37: Kenangan

1 1 0
                                    

Tiga hari berlalu, Eliana tidak kunjung pulih. Kondisi vitalnya normal, kata dokter mereka hanya harus bersabar.

Pria itu sedang berdiri di depan ruang 401, bersandar di dinding dengan tubuh lelah dan pikiran kalut. Memberi ruang pada orang tua Eliana yang baru sampai. Enggan membuat ruang semakin sesak.

Ia menunduk, pandangannya kosong, dan jemari digerakkan tanda gelisah. Saat itu, bahunya ditepuk. "Ikut saya" ucap Tuan Albert.

Keduanya melangkah menuju kantin rumah sakit. Julian tidak nafsu makan, tapi terpaksa memesan sup karena segan.

Sup itu hanya diletakkan sebagai pajangan, sesekali diaduk hingga dingin, tapi tidak kunjung dilahap. Melihat itu, Tuan Albert berkata "Eliana anak yang kuat, jadi kita juga harus kuat" ucapnya.

Julian hanya mengangguk. Dalam hati Ia juga tahu, Ia juga yakin gadisnya akan baik-baik saja. Tapi, seyakin apapun ada rasa takut yang tidak bisa hilang.

"Kami akan membawanya pulang. Supaya lebih mudah menjaganya" lanjut Tuan Albert.

Julian mengangkat wajah, "Biar Saya yang urus" ucapnya.

Tuan Albert mengangguk, "Saya serahkan padamu" ucapnya.

Keduanya makan siang bersama. Tuan Albert tidak lupa membawakan makan siang untuk sang istri, lalu Julian bergegas mengurus kepulangan Eliana.

"Maaf, tante kira punya Eliana. Jadi, tante buka" ucap Nyonya Albert kala Julian duduk di sofa, tepat di samping Tuan Albert. Sebuah kantung kertas berwarna hitam diarahkan padanya.

Ia menerima benda itu dengan kening berkerut. Belum sempat bertanya, Maxim masuk ke dalam ruang. "Kita bisa berangkat malam ini" ucapnya.

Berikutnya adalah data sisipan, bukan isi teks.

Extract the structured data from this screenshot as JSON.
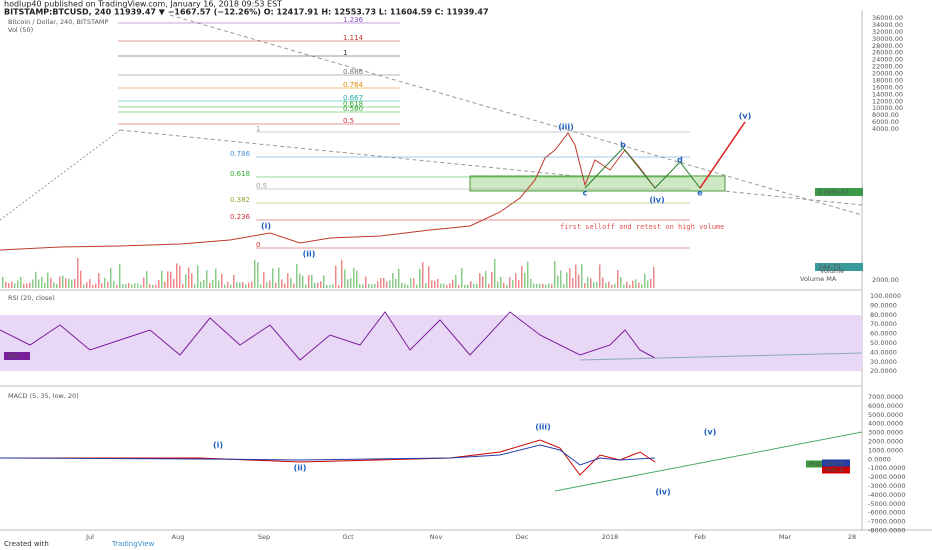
{
  "header": {
    "publisher": "hodlup40 published on TradingView.com, January 16, 2018 09:53 EST",
    "quote": "BITSTAMP:BTCUSD, 240  11939.47 ▼ −1667.57 (−12.26%) O: 12417.91 H: 12553.73 L: 11604.59 C: 11939.47",
    "symbol": "Bitcoin / Dollar, 240, BITSTAMP",
    "volume": "Vol (50)"
  },
  "price_axis": [
    "36000.00",
    "34000.00",
    "32000.00",
    "30000.00",
    "28000.00",
    "26000.00",
    "24000.00",
    "22000.00",
    "20000.00",
    "18000.00",
    "16000.00",
    "14000.00",
    "12000.00",
    "10000.00",
    "8000.00",
    "6000.00",
    "4000.00"
  ],
  "price_axis_low": "2000.00",
  "price_tags": {
    "last": "11939.47",
    "volume": "144.75",
    "volume_name": "Volume",
    "volume_ma": "Volume MA"
  },
  "fib_upper": [
    "1.236",
    "1.114",
    "1",
    "0.886",
    "0.764",
    "0.667",
    "0.618",
    "0.580",
    "0.5"
  ],
  "fib_lower": [
    "1",
    "0.786",
    "0.618",
    "0.5",
    "0.382",
    "0.236",
    "0"
  ],
  "waves_price": [
    "(i)",
    "(ii)",
    "(iii)",
    "b",
    "d",
    "c",
    "e",
    "(iv)",
    "(v)"
  ],
  "annotation": "first selloff and retest on high volume",
  "rsi": {
    "title": "RSI (20, close)",
    "tag": "RSI",
    "axis": [
      "100.0000",
      "90.0000",
      "80.0000",
      "70.0000",
      "60.0000",
      "50.0000",
      "40.0000",
      "30.0000",
      "20.0000"
    ]
  },
  "macd": {
    "title": "MACD (5, 35, low, 20)",
    "tags": [
      "Hist",
      "Signal",
      "MACD"
    ],
    "axis": [
      "7000.0000",
      "6000.0000",
      "5000.0000",
      "4000.0000",
      "3000.0000",
      "2000.0000",
      "1000.0000",
      "0.0000",
      "-1000.0000",
      "-2000.0000",
      "-3000.0000",
      "-4000.0000",
      "-5000.0000",
      "-6000.0000",
      "-7000.0000",
      "-8000.0000"
    ],
    "waves": [
      "(i)",
      "(ii)",
      "(iii)",
      "(iv)",
      "(v)"
    ]
  },
  "time_axis": [
    "Jul",
    "Aug",
    "Sep",
    "Oct",
    "Nov",
    "Dec",
    "2018",
    "Feb",
    "Mar",
    "28"
  ],
  "footer": {
    "created": "Created with",
    "brand": "TradingView"
  }
}
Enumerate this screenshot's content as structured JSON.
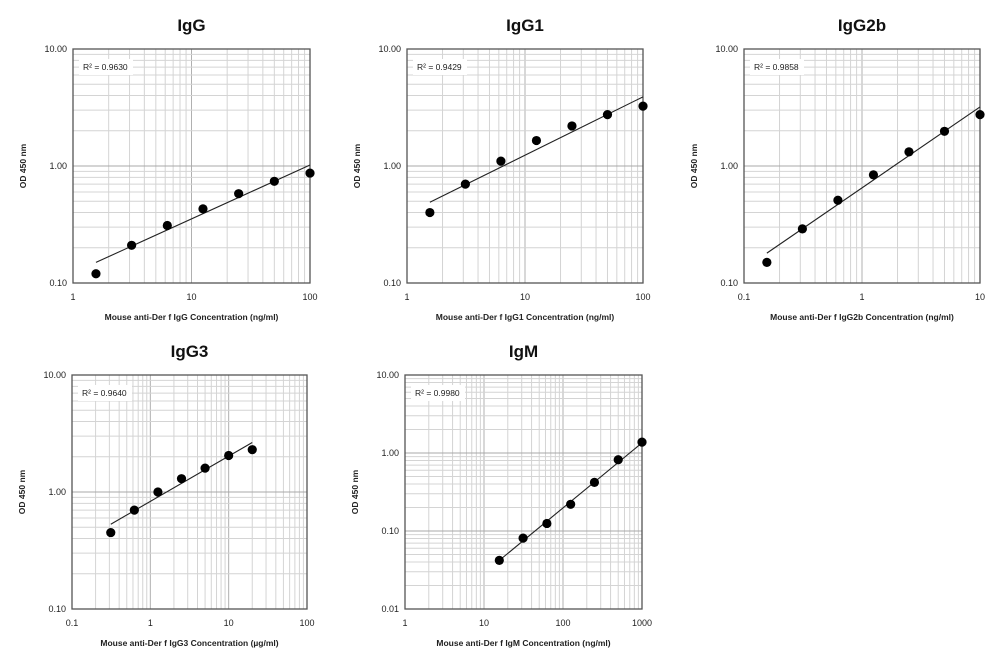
{
  "chart_data": [
    {
      "type": "scatter",
      "title": "IgG",
      "xlabel": "Mouse anti-Der f IgG Concentration (ng/ml)",
      "ylabel": "OD 450 nm",
      "xscale": "log",
      "yscale": "log",
      "xlim": [
        1,
        100
      ],
      "ylim": [
        0.1,
        10
      ],
      "xticks": [
        "1",
        "10",
        "100"
      ],
      "yticks": [
        "0.10",
        "1.00",
        "10.00"
      ],
      "grid": true,
      "annotation": "R² = 0.9630",
      "points": {
        "x": [
          1.5625,
          3.125,
          6.25,
          12.5,
          25,
          50,
          100
        ],
        "y": [
          0.12,
          0.21,
          0.31,
          0.43,
          0.58,
          0.74,
          0.87
        ]
      },
      "trendline": {
        "x": [
          1.5625,
          100
        ],
        "y": [
          0.15,
          1.02
        ]
      }
    },
    {
      "type": "scatter",
      "title": "IgG1",
      "xlabel": "Mouse anti-Der f IgG1 Concentration (ng/ml)",
      "ylabel": "OD 450 nm",
      "xscale": "log",
      "yscale": "log",
      "xlim": [
        1,
        100
      ],
      "ylim": [
        0.1,
        10
      ],
      "xticks": [
        "1",
        "10",
        "100"
      ],
      "yticks": [
        "0.10",
        "1.00",
        "10.00"
      ],
      "grid": true,
      "annotation": "R² = 0.9429",
      "points": {
        "x": [
          1.5625,
          3.125,
          6.25,
          12.5,
          25,
          50,
          100
        ],
        "y": [
          0.4,
          0.7,
          1.1,
          1.65,
          2.2,
          2.75,
          3.25
        ]
      },
      "trendline": {
        "x": [
          1.5625,
          100
        ],
        "y": [
          0.49,
          3.9
        ]
      }
    },
    {
      "type": "scatter",
      "title": "IgG2b",
      "xlabel": "Mouse anti-Der f IgG2b Concentration (ng/ml)",
      "ylabel": "OD 450 nm",
      "xscale": "log",
      "yscale": "log",
      "xlim": [
        0.1,
        10
      ],
      "ylim": [
        0.1,
        10
      ],
      "xticks": [
        "0.1",
        "1",
        "10"
      ],
      "yticks": [
        "0.10",
        "1.00",
        "10.00"
      ],
      "grid": true,
      "annotation": "R² = 0.9858",
      "points": {
        "x": [
          0.15625,
          0.3125,
          0.625,
          1.25,
          2.5,
          5,
          10
        ],
        "y": [
          0.15,
          0.29,
          0.51,
          0.84,
          1.32,
          1.98,
          2.75
        ]
      },
      "trendline": {
        "x": [
          0.15625,
          10
        ],
        "y": [
          0.18,
          3.2
        ]
      }
    },
    {
      "type": "scatter",
      "title": "IgG3",
      "xlabel": "Mouse anti-Der f IgG3 Concentration (µg/ml)",
      "ylabel": "OD 450 nm",
      "xscale": "log",
      "yscale": "log",
      "xlim": [
        0.1,
        100
      ],
      "ylim": [
        0.1,
        10
      ],
      "xticks": [
        "0.1",
        "1",
        "10",
        "100"
      ],
      "yticks": [
        "0.10",
        "1.00",
        "10.00"
      ],
      "grid": true,
      "annotation": "R² = 0.9640",
      "points": {
        "x": [
          0.3125,
          0.625,
          1.25,
          2.5,
          5,
          10,
          20
        ],
        "y": [
          0.45,
          0.7,
          1.0,
          1.3,
          1.6,
          2.05,
          2.3
        ]
      },
      "trendline": {
        "x": [
          0.3125,
          20
        ],
        "y": [
          0.53,
          2.65
        ]
      }
    },
    {
      "type": "scatter",
      "title": "IgM",
      "xlabel": "Mouse anti-Der f IgM Concentration (ng/ml)",
      "ylabel": "OD 450 nm",
      "xscale": "log",
      "yscale": "log",
      "xlim": [
        1,
        1000
      ],
      "ylim": [
        0.01,
        10
      ],
      "xticks": [
        "1",
        "10",
        "100",
        "1000"
      ],
      "yticks": [
        "0.01",
        "0.10",
        "1.00",
        "10.00"
      ],
      "grid": true,
      "annotation": "R² = 0.9980",
      "points": {
        "x": [
          15.625,
          31.25,
          62.5,
          125,
          250,
          500,
          1000
        ],
        "y": [
          0.042,
          0.081,
          0.125,
          0.22,
          0.42,
          0.82,
          1.38
        ]
      },
      "trendline": {
        "x": [
          15.625,
          1000
        ],
        "y": [
          0.042,
          1.35
        ]
      }
    }
  ]
}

Tiga orang dalam ruang mengangguk mengerti. Maxim teringat sesuatu begitu melihat kantung hitam di pangkuan sahabatnya, "Itu" ditunjuk benda itu dengan telunjuknya. "Kantung yang Eliana bawa saat kecelakaan. Sepertinya Ia baru pulang belanja" lanjut Maxim.

Dalam sepersekian detik, Julian teringat rekaman cctv. Tanpa bertanya lebih jauh, Ia membukanya. Terdapat kartu ucapan berwarna putih berlogo merek ternama dan kotak persegi panjang berwarna hitam pekat yang di dalamnya berisi kacamata.

Dibuka kartu ucapan itu, 'Congratulations! Its been a long journey and you finally made it. Well, I know you will.

Hmm, its confusing to bought you a gift. You already have everything. But, I saw you working in front of a tablet or computer hour to hours. So, I bought you blue ray sunglasses.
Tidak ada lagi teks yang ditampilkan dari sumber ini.